House debates
Thursday, 18 August 2011
Questions in Writing
Broadband (Question No. 391)
Paul Fletcher (Bradfield, Liberal Party) Share this | Link to this | Hansard source
asked the Minister representing the Minister for Broadband, Communications and the Digital Economy, in writing, on 26 May 2011:
Further to the Minister's answer to question in writing No. 78 ( House Hansard, 10 May 2011, page 47), will USO Co. be responsible for the continued operation of the copper network serving all parts of Australia which are not served by the fibre to the premises network owned by NBN Co., and what are the likely costs of such operation.
Anthony Albanese (Grayndler, Australian Labor Party, Leader of the House) Share this | Link to this | Hansard source
The Minister for Broadband, Communications and the Digital Economy has provided the following answer to the honourable member's question:
On 23 June 2011 the Australian Government announced that it had entered into an agreement with Telstra for the ongoing delivery of the Universal Service Obligation for voice and payphone services and other public interest services. At this time the Government also provided detail on the new arrangements through the release of a policy statement, Universal Service Policy in the National Broadband Network Environment, available at the Department of Broadband, Communications and the Digital Economy website.
The Telecommunications Universal Service Management Agency, or TUSMA (previously referred to as USO Co), will not be directly responsible for operating or maintaining telecommunications networks.

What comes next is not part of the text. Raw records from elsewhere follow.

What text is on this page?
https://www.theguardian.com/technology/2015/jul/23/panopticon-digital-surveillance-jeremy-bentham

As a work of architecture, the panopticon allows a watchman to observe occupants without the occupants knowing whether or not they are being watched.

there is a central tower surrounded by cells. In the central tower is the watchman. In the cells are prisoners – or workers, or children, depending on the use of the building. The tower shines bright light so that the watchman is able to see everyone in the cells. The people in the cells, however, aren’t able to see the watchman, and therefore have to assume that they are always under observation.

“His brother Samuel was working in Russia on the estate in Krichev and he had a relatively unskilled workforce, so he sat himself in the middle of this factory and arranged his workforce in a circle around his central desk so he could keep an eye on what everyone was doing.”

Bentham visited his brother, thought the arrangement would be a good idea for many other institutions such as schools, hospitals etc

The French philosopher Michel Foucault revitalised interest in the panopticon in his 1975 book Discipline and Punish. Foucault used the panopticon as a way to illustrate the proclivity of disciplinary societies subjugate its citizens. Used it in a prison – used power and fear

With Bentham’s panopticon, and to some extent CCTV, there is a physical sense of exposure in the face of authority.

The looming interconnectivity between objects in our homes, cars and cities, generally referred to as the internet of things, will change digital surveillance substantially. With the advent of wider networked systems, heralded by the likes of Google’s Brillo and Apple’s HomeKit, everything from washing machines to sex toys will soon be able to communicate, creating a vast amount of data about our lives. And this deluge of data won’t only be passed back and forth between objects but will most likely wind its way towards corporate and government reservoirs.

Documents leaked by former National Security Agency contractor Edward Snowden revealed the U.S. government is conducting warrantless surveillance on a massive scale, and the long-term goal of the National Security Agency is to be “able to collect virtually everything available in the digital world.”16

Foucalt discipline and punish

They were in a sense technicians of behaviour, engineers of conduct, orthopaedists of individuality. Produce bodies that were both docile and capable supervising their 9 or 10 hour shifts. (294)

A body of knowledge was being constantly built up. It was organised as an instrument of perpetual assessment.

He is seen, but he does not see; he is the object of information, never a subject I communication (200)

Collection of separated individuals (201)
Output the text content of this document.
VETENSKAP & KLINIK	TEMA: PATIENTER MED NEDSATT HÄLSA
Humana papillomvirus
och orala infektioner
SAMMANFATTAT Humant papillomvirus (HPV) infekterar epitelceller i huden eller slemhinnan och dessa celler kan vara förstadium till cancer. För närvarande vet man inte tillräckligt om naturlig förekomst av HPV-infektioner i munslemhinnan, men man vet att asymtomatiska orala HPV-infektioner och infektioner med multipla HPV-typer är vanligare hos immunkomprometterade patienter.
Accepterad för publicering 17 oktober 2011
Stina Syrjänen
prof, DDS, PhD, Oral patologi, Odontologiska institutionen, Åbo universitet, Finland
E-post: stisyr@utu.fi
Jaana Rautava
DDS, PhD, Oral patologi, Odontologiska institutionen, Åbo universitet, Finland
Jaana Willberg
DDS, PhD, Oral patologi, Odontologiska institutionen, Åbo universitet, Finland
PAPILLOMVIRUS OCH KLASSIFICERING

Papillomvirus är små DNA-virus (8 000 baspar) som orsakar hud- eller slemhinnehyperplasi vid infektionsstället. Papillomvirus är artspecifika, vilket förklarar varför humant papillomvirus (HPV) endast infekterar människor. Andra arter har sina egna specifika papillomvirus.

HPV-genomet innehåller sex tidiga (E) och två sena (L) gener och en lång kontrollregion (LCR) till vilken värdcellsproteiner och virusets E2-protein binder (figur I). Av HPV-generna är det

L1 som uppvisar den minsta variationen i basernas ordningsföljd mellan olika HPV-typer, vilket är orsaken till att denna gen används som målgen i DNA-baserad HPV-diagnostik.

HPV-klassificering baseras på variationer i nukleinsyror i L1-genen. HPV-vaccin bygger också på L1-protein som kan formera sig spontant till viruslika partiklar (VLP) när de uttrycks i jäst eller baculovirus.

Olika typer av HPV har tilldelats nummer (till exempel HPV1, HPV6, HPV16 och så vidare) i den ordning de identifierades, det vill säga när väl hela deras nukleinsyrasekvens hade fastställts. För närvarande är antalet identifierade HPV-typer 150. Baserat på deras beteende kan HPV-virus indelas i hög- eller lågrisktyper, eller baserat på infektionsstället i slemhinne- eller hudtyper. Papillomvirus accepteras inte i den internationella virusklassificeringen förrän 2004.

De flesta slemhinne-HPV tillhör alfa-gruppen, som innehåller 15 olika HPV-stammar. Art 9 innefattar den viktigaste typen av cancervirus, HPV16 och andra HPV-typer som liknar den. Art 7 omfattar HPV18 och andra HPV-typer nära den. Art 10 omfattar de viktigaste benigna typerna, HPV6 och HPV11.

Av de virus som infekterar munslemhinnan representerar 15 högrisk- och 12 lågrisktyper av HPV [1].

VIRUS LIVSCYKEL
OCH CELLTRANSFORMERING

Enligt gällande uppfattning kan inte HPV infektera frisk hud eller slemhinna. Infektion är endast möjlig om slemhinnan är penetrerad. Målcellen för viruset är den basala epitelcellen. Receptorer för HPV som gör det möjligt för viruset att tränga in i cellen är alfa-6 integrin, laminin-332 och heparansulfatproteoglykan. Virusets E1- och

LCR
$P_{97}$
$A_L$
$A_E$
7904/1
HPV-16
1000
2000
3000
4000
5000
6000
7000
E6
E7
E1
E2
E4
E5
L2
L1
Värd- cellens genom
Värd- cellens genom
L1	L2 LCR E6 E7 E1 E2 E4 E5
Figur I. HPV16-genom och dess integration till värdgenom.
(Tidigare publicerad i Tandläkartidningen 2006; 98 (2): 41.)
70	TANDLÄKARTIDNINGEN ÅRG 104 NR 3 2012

As outlined in the Government ' s policy statement, Universal Service Policy in the National Broadband Network Environment , the TUSMA will administer the agreement with Telstra, which requires Telstra to deliver the standard telephone service universal service obligation (the STS USO). The agreement also requires Telstra to continue to operate its copper network in areas outside of NBN Co ' s fibre footprint for 20 years. Under the agreement Telstra will be paid $230 million annually (not indexed to CPI) for the delivery of the STS USO. The policy statement also notes that payments may vary if standards or requirements are changed, or if cost savings are identified.